Sem estar presente fica do meu lado,
verdade.
Somos alta esfera na poeira sob os pés,
vaidade.
Não basta cobrir o fundo vazio do vaso com lama fresca
se o ornamento for tão somente chegar ao verso egoísta
e aprofundar o desmatamento da memória.
Azar é a união poética-política no banquete da república.
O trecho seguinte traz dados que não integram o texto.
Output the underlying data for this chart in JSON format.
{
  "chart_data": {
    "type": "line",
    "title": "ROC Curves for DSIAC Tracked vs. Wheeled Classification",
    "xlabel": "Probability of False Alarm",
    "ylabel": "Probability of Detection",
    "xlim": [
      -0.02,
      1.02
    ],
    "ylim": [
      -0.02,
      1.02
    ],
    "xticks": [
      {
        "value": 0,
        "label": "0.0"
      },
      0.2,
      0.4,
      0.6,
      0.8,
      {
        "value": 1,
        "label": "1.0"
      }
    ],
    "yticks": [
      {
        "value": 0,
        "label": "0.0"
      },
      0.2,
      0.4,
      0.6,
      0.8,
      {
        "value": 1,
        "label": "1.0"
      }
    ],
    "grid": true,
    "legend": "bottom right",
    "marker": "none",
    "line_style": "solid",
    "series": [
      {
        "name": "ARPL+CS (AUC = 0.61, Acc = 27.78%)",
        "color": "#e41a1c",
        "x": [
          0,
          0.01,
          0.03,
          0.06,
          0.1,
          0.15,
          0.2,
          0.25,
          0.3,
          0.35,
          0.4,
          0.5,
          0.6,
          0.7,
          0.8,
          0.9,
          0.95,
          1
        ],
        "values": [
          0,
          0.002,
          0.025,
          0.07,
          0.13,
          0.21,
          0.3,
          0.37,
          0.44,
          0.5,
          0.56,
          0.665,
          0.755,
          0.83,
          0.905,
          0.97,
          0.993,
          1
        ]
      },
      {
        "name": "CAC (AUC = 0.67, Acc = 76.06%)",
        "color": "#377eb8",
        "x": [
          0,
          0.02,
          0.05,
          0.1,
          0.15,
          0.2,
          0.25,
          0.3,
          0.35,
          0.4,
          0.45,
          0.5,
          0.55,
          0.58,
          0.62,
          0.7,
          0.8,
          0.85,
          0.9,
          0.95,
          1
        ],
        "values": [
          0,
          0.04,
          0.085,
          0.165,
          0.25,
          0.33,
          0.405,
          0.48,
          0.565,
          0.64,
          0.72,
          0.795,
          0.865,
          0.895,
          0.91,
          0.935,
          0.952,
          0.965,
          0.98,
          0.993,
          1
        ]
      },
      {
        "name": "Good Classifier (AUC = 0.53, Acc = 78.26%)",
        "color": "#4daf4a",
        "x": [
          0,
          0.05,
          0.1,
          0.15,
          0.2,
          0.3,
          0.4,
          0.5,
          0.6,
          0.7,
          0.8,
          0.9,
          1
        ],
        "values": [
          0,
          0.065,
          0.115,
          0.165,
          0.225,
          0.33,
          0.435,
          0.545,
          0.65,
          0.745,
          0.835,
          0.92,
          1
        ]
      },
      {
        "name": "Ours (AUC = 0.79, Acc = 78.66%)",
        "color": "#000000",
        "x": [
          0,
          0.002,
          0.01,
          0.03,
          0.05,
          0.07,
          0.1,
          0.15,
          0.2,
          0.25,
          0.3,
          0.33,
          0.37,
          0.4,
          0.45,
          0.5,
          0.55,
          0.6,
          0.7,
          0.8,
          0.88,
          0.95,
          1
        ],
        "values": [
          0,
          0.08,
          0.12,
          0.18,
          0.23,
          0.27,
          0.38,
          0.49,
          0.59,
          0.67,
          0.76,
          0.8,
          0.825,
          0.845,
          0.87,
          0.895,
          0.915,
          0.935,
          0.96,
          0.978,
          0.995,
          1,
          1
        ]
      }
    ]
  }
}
Sorte é ver o mar na chuva, dar a face sem lágrima
se do céu desaba mordaça.
Arrebata-nos do rebanho um dedo de prosa,
vamos dançar no escuro da semente
e brilhar na tela do pintor exausto.
Sejamos mirante, miragem do destino sóbrio
para quem se reinventa no endereço bêbado
dessa linguagem ausente nas asas do vento.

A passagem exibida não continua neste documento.